The ore deposits occur in limestone replacement bodies and in fissure veins, which have a spatial relationship with each other and with the intrusive rocks. Many of the replacement bodies, which were by far the most productive deposits in the district, are on the northward projection of fissure veins. Four principal replacement ore zones are recognized - the Gemini, Chief, Godiva, and Iron Blossom. They are elongate bodies, continuous in strike but discontinuous vertically, occupying a strati-graphic interval of 6,000 feet. The ore zones are continuous across faults; at certain fault intersections, chimneys of ore as much as 2,400 feet in vertical dimension are present (Cook, 1957, p. 63-70).

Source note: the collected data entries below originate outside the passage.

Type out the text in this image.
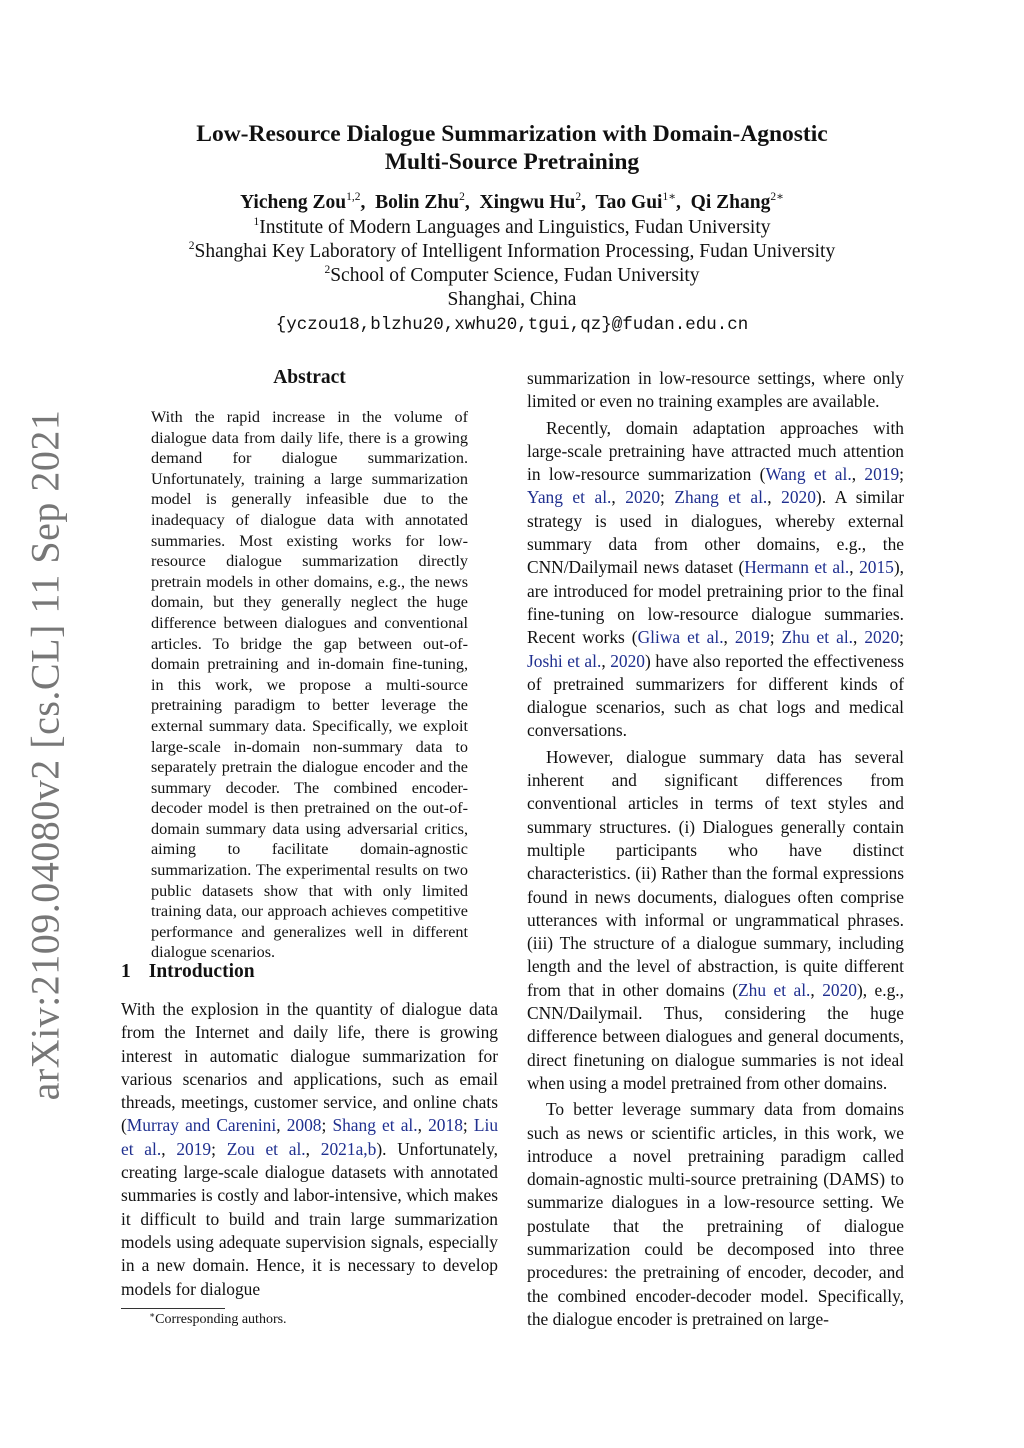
arXiv:2109.04080v2 [cs.CL] 11 Sep 2021
Low-Resource Dialogue Summarization with Domain-Agnostic
Multi-Source Pretraining
Yicheng Zou$^{1,2}$,  Bolin Zhu$^2$,  Xingwu Hu$^2$,  Tao Gui$^{1∗}$,  Qi Zhang$^{2∗}$
$^1$Institute of Modern Languages and Linguistics, Fudan University
$^2$Shanghai Key Laboratory of Intelligent Information Processing, Fudan University
$^2$School of Computer Science, Fudan University
Shanghai, China
{yczou18,blzhu20,xwhu20,tgui,qz}@fudan.edu.cn
Abstract
With the rapid increase in the volume of dialogue data from daily life, there is a growing demand for dialogue summarization. Unfortunately, training a large summarization model is generally infeasible due to the inadequacy of dialogue data with annotated summaries. Most existing works for low-resource dialogue summarization directly pretrain models in other domains, e.g., the news domain, but they generally neglect the huge difference between dialogues and conventional articles. To bridge the gap between out-of-domain pretraining and in-domain fine-tuning, in this work, we propose a multi-source pretraining paradigm to better leverage the external summary data. Specifically, we exploit large-scale in-domain non-summary data to separately pretrain the dialogue encoder and the summary decoder. The combined encoder-decoder model is then pretrained on the out-of-domain summary data using adversarial critics, aiming to facilitate domain-agnostic summarization. The experimental results on two public datasets show that with only limited training data, our approach achieves competitive performance and generalizes well in different dialogue scenarios.
1 Introduction
With the explosion in the quantity of dialogue data from the Internet and daily life, there is growing interest in automatic dialogue summarization for various scenarios and applications, such as email threads, meetings, customer service, and online chats (Murray and Carenini, 2008; Shang et al., 2018; Liu et al., 2019; Zou et al., 2021a,b). Unfortunately, creating large-scale dialogue datasets with annotated summaries is costly and labor-intensive, which makes it difficult to build and train large summarization models using adequate supervision signals, especially in a new domain. Hence, it is necessary to develop models for dialogue
∗Corresponding authors.

summarization in low-resource settings, where only limited or even no training examples are available.

Recently, domain adaptation approaches with large-scale pretraining have attracted much attention in low-resource summarization (Wang et al., 2019; Yang et al., 2020; Zhang et al., 2020). A similar strategy is used in dialogues, whereby external summary data from other domains, e.g., the CNN/Dailymail news dataset (Hermann et al., 2015), are introduced for model pretraining prior to the final fine-tuning on low-resource dialogue summaries. Recent works (Gliwa et al., 2019; Zhu et al., 2020; Joshi et al., 2020) have also reported the effectiveness of pretrained summarizers for different kinds of dialogue scenarios, such as chat logs and medical conversations.

However, dialogue summary data has several inherent and significant differences from conventional articles in terms of text styles and summary structures. (i) Dialogues generally contain multiple participants who have distinct characteristics. (ii) Rather than the formal expressions found in news documents, dialogues often comprise utterances with informal or ungrammatical phrases. (iii) The structure of a dialogue summary, including length and the level of abstraction, is quite different from that in other domains (Zhu et al., 2020), e.g., CNN/Dailymail. Thus, considering the huge difference between dialogues and general documents, direct finetuning on dialogue summaries is not ideal when using a model pretrained from other domains.

To better leverage summary data from domains such as news or scientific articles, in this work, we introduce a novel pretraining paradigm called domain-agnostic multi-source pretraining (DAMS) to summarize dialogues in a low-resource setting. We postulate that the pretraining of dialogue summarization could be decomposed into three procedures: the pretraining of encoder, decoder, and the combined encoder-decoder model. Specifically, the dialogue encoder is pretrained on large-
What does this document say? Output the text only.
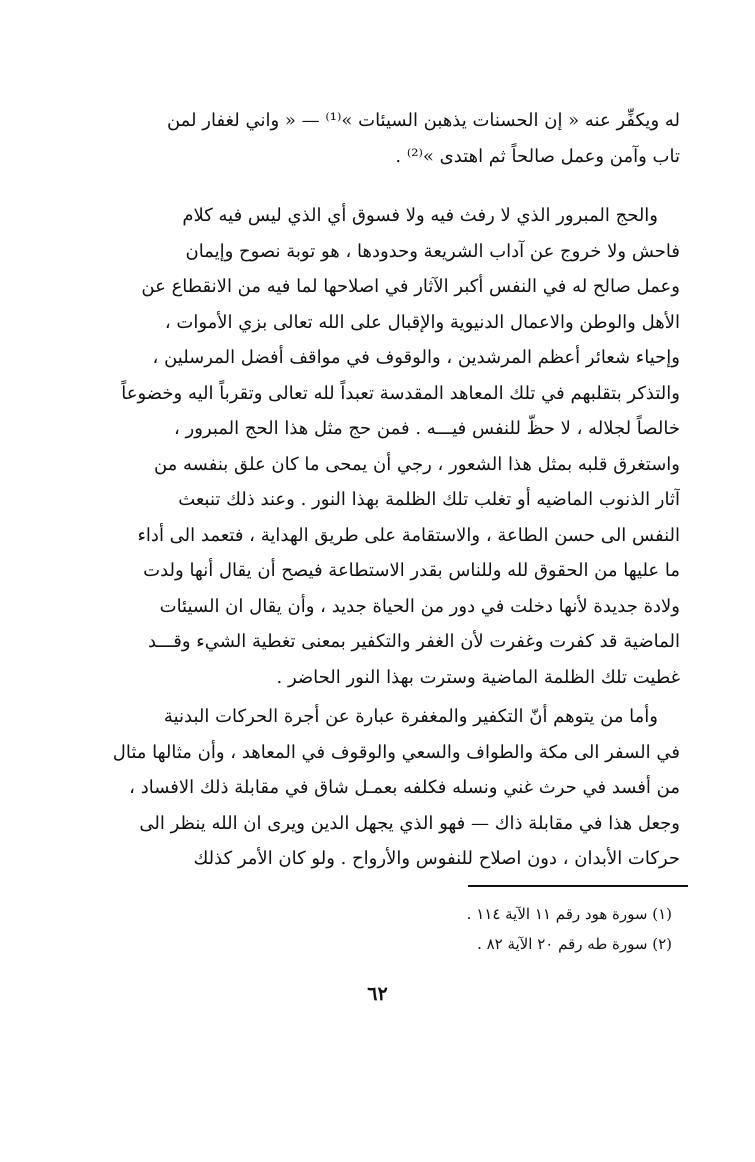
له ويكفِّر عنه « إن الحسنات يذهبن السيئات »⁽¹⁾ — « واني لغفار لمن
تاب وآمن وعمل صالحاً ثم اهتدى »⁽²⁾ .

والحج المبرور الذي لا رفث فيه ولا فسوق أي الذي ليس فيه كلام
فاحش ولا خروج عن آداب الشريعة وحدودها ، هو توبة نصوح وإيمان
وعمل صالح له في النفس أكبر الآثار في اصلاحها لما فيه من الانقطاع عن
الأهل والوطن والاعمال الدنيوية والإقبال على الله تعالى بزي الأموات ،
وإحياء شعائر أعظم المرشدين ، والوقوف في مواقف أفضل المرسلين ،
والتذكر بتقلبهم في تلك المعاهد المقدسة تعبداً لله تعالى وتقرباً اليه وخضوعاً
خالصاً لجلاله ، لا حظّ للنفس فيـــه . فمن حج مثل هذا الحج المبرور ،
واستغرق قلبه بمثل هذا الشعور ، رجي أن يمحى ما كان علق بنفسه من
آثار الذنوب الماضيه أو تغلب تلك الظلمة بهذا النور . وعند ذلك تنبعث
النفس الى حسن الطاعة ، والاستقامة على طريق الهداية ، فتعمد الى أداء
ما عليها من الحقوق لله وللناس بقدر الاستطاعة فيصح أن يقال أنها ولدت
ولادة جديدة لأنها دخلت في دور من الحياة جديد ، وأن يقال ان السيئات
الماضية قد كفرت وغفرت لأن الغفر والتكفير بمعنى تغطية الشيء وقـــد
غطيت تلك الظلمة الماضية وسترت بهذا النور الحاضر .

وأما من يتوهم أنّ التكفير والمغفرة عبارة عن أجرة الحركات البدنية
في السفر الى مكة والطواف والسعي والوقوف في المعاهد ، وأن مثالها مثال
من أفسد في حرث غني ونسله فكلفه بعمـل شاق في مقابلة ذلك الافساد ،
وجعل هذا في مقابلة ذاك — فهو الذي يجهل الدين ويرى ان الله ينظر الى
حركات الأبدان ، دون اصلاح للنفوس والأرواح . ولو كان الأمر كذلك

(١) سورة هود رقم ١١ الآية ١١٤ .
(٢) سورة طه رقم ٢٠ الآية ٨٢ .
٦٢
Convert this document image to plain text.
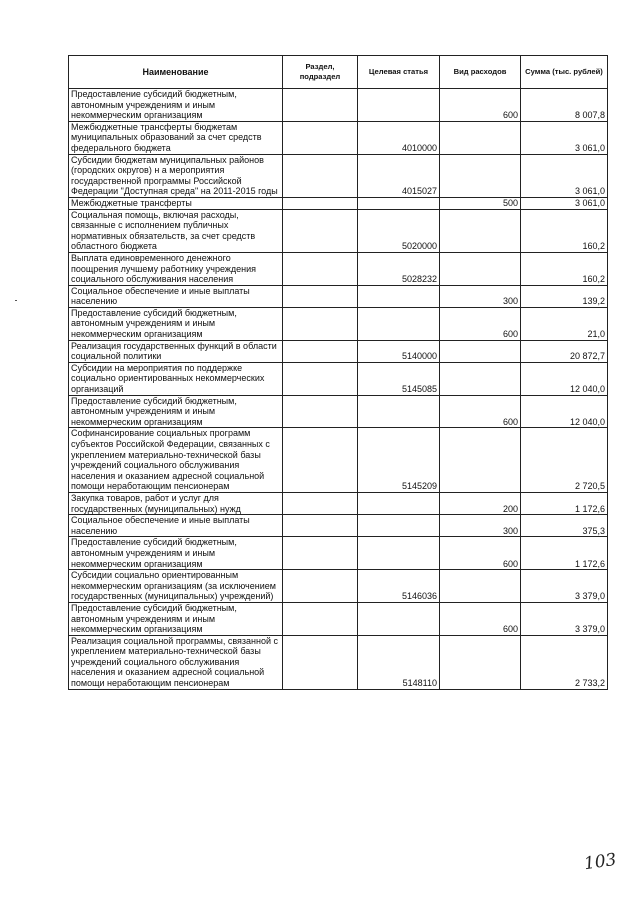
Наименование	Раздел, подраздел	Целевая статья	Вид расходов	Сумма (тыс. рублей)
Предоставление субсидий бюджетным, автономным учреждениям и иным некоммерческим организациям			600	8 007,8
Межбюджетные трансферты бюджетам муниципальных образований за счет средств федерального бюджета		4010000		3 061,0
Субсидии бюджетам муниципальных районов (городских округов) н а мероприятия государственной программы Российской Федерации "Доступная среда" на 2011-2015 годы		4015027		3 061,0
Межбюджетные трансферты			500	3 061,0
Социальная помощь, включая расходы, связанные с исполнением публичных нормативных обязательств, за счет средств областного бюджета		5020000		160,2
Выплата единовременного денежного поощрения лучшему работнику учреждения социального обслуживания населения		5028232		160,2
Социальное обеспечение и иные выплаты населению			300	139,2
Предоставление субсидий бюджетным, автономным учреждениям и иным некоммерческим организациям			600	21,0
Реализация государственных функций в области социальной политики		5140000		20 872,7
Субсидии на мероприятия по поддержке социально ориентированных некоммерческих организаций		5145085		12 040,0
Предоставление субсидий бюджетным, автономным учреждениям и иным некоммерческим организациям			600	12 040,0
Софинансирование социальных программ субъектов Российской Федерации, связанных с укреплением материально-технической базы учреждений социального обслуживания населения и оказанием адресной социальной помощи неработающим пенсионерам		5145209		2 720,5
Закупка товаров, работ и услуг для государственных (муниципальных) нужд			200	1 172,6
Социальное обеспечение и иные выплаты населению			300	375,3
Предоставление субсидий бюджетным, автономным учреждениям и иным некоммерческим организациям			600	1 172,6
Субсидии социально ориентированным некоммерческим организациям (за исключением государственных (муниципальных) учреждений)		5146036		3 379,0
Предоставление субсидий бюджетным, автономным учреждениям и иным некоммерческим организациям			600	3 379,0
Реализация социальной программы, связанной с укреплением материально-технической базы учреждений социального обслуживания населения и оказанием адресной социальной помощи неработающим пенсионерам		5148110		2 733,2
103
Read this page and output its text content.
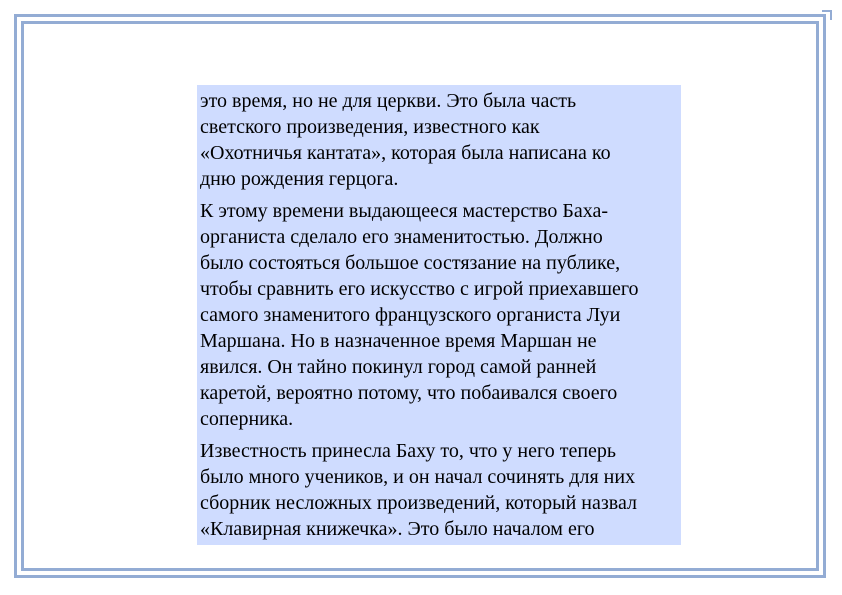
это время, но не для церкви. Это была часть
светского произведения, известного как
«Охотничья кантата», которая была написана ко
дню рождения герцога.

К этому времени выдающееся мастерство Баха-
органиста сделало его знаменитостью. Должно
было состояться большое состязание на публике,
чтобы сравнить его искусство с игрой приехавшего
самого знаменитого французского органиста Луи
Маршана. Но в назначенное время Маршан не
явился. Он тайно покинул город самой ранней
каретой, вероятно потому, что побаивался своего
соперника.

Известность принесла Баху то, что у него теперь
было много учеников, и он начал сочинять для них
сборник несложных произведений, который назвал
«Клавирная книжечка». Это было началом его
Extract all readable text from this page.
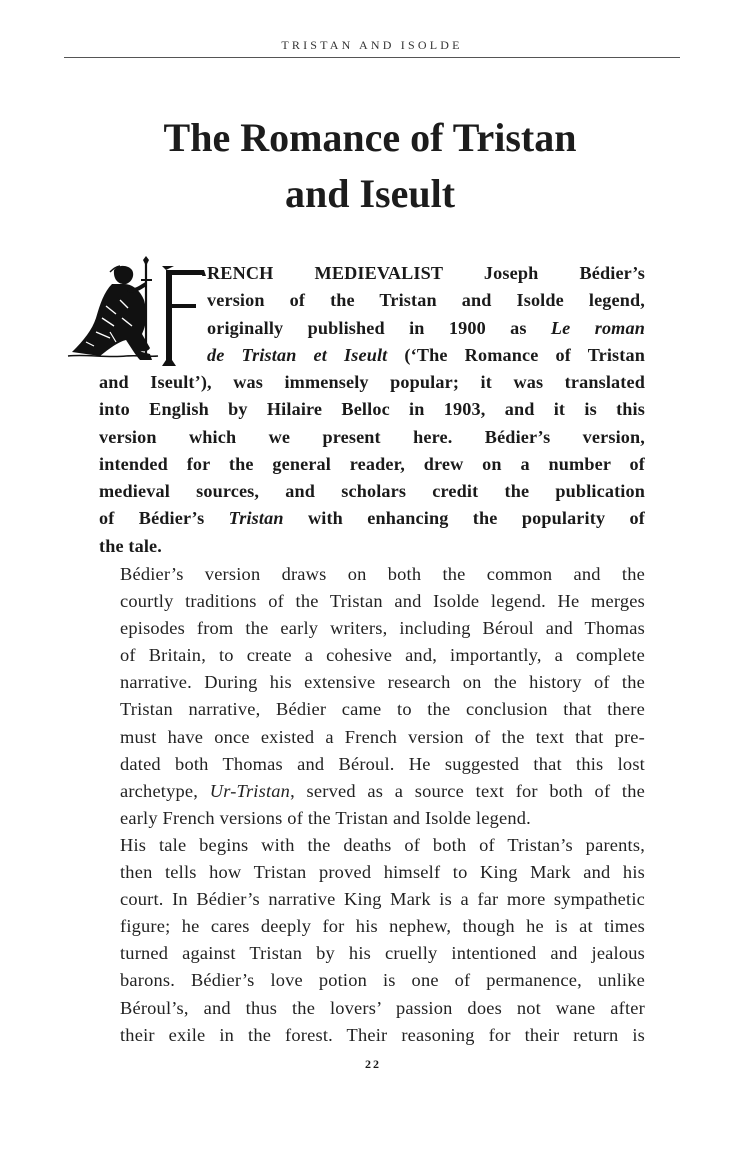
TRISTAN AND ISOLDE
The Romance of Tristan
and Iseult

RENCH MEDIEVALIST Joseph Bédier’s
version of the Tristan and Isolde legend,
originally published in 1900 as Le roman
de Tristan et Iseult (‘The Romance of Tristan

and Iseult’), was immensely popular; it was translated
into English by Hilaire Belloc in 1903, and it is this
version which we present here. Bédier’s version,
intended for the general reader, drew on a number of
medieval sources, and scholars credit the publication
of Bédier’s Tristan with enhancing the popularity of
the tale.

Bédier’s version draws on both the common and the
courtly traditions of the Tristan and Isolde legend. He merges
episodes from the early writers, including Béroul and Thomas
of Britain, to create a cohesive and, importantly, a complete
narrative. During his extensive research on the history of the
Tristan narrative, Bédier came to the conclusion that there
must have once existed a French version of the text that pre-
dated both Thomas and Béroul. He suggested that this lost
archetype, Ur-Tristan, served as a source text for both of the
early French versions of the Tristan and Isolde legend.

His tale begins with the deaths of both of Tristan’s parents,
then tells how Tristan proved himself to King Mark and his
court. In Bédier’s narrative King Mark is a far more sympathetic
figure; he cares deeply for his nephew, though he is at times
turned against Tristan by his cruelly intentioned and jealous
barons. Bédier’s love potion is one of permanence, unlike
Béroul’s, and thus the lovers’ passion does not wane after
their exile in the forest. Their reasoning for their return is

22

The common ore minerals of the replacement deposits are galena, sphalerite, argentite, enargite, and tetrahedrite. Oxidation of these deposits extends to depths of 2,000 feet and is marked by accumulations of malachite, azurite, chrysocolla, covellite, anglesite, cerussite, smithsonite, calamine, hydrozincite, cerargyrite, native silver, and plumbo-jarosite. Ore minerals of the fissure veins are chiefly enargite, argentite, and galena, and minor amounts of sphalerite, chalcopyrite, arsenopyrite, and tetrahedrite are present. Gangue minerals are pyrite, quartz, calcite, and barite (Cook, 1957, p. 70-71).
Both types of ore deposits are associated with bands of hydrothermal alteration. Near fissure veins, the rocks are impregnated with pyrite, jas-peroid, barite, and sericite; the replacement deposits are surrounded by zones of jasperoid, clay minerals, dolomite, pyrite, and sericite (F. H. Howd, in Cook, 1957, p. 124-134).
Native gold is a rare constituent of the Tintic ores, though some oxidized ore shoots of the Mammoth mine contained flakes of native gold associated with jasperoid and quartz. Most of the gold is recovered from ore containing abundant enargite (Lindgren and Loughlin, 1919, p. 142).